ICSE 2026
Sun 12 - Sat 18 April 2026 Rio de Janeiro, Brazil

Detecting vulnerabilities in source code remains a critical yet challenging task, especially when benign and vulnerable functions share significant similarities. In this work, we introduce VulTrial, a courtroom-inspired multi-agent framework designed to enhance automated vulnerability detection. It employs four role-specific agents, which are a security researcher, a code author, a moderator, and a review board.
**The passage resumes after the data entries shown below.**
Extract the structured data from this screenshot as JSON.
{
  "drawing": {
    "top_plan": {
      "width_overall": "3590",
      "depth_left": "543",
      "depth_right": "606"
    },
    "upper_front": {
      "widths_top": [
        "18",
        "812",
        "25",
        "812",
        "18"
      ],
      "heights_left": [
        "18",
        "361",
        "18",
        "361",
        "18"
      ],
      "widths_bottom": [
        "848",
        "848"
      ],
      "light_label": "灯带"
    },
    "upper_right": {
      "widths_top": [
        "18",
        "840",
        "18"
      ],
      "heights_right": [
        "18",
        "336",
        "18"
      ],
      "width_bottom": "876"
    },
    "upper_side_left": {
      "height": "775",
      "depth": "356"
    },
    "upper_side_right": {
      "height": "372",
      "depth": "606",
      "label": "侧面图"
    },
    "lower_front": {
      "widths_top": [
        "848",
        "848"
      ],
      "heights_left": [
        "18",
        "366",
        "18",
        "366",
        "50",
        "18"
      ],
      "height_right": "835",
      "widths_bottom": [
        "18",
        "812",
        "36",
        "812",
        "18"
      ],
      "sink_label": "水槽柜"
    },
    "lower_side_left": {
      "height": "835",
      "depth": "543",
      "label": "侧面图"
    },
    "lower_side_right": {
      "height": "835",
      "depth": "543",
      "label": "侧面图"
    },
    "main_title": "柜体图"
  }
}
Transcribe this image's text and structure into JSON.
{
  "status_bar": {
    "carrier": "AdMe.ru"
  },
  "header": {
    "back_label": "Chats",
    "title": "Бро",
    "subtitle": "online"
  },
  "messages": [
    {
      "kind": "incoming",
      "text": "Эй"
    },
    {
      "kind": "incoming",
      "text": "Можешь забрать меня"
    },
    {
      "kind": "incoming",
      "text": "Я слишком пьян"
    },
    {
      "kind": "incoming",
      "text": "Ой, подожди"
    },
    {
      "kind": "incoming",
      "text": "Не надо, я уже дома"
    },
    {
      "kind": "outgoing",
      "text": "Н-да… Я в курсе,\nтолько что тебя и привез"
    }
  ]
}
Through extensive experiments using GPT-3.5 and GPT-4o, we demonstrate that VulTrial outperforms single-agent and multi-agent baselines. Using GPT-4o, VulTrial improves the number of pairs that are correctly labeled by 41 and 37 (around double) over its respective baseline. Additionally, we show that role-specific instruction tuning in VulTrial with small quantities of data (50 pair samples) improves the number of pairs that are correctly labeled by 56 and 52 points. Furthermore, we analyze the impact of increasing the number of agent interactions on VulTrial’s overall performance. While multi-agent setups inherently incur higher costs due to increased token usage, our findings reveal that applying VulTrial to a cost-effective model like GPT-3.5 can improve its performance compared to GPT-4o in a single-agent setting, at a lower overall cost.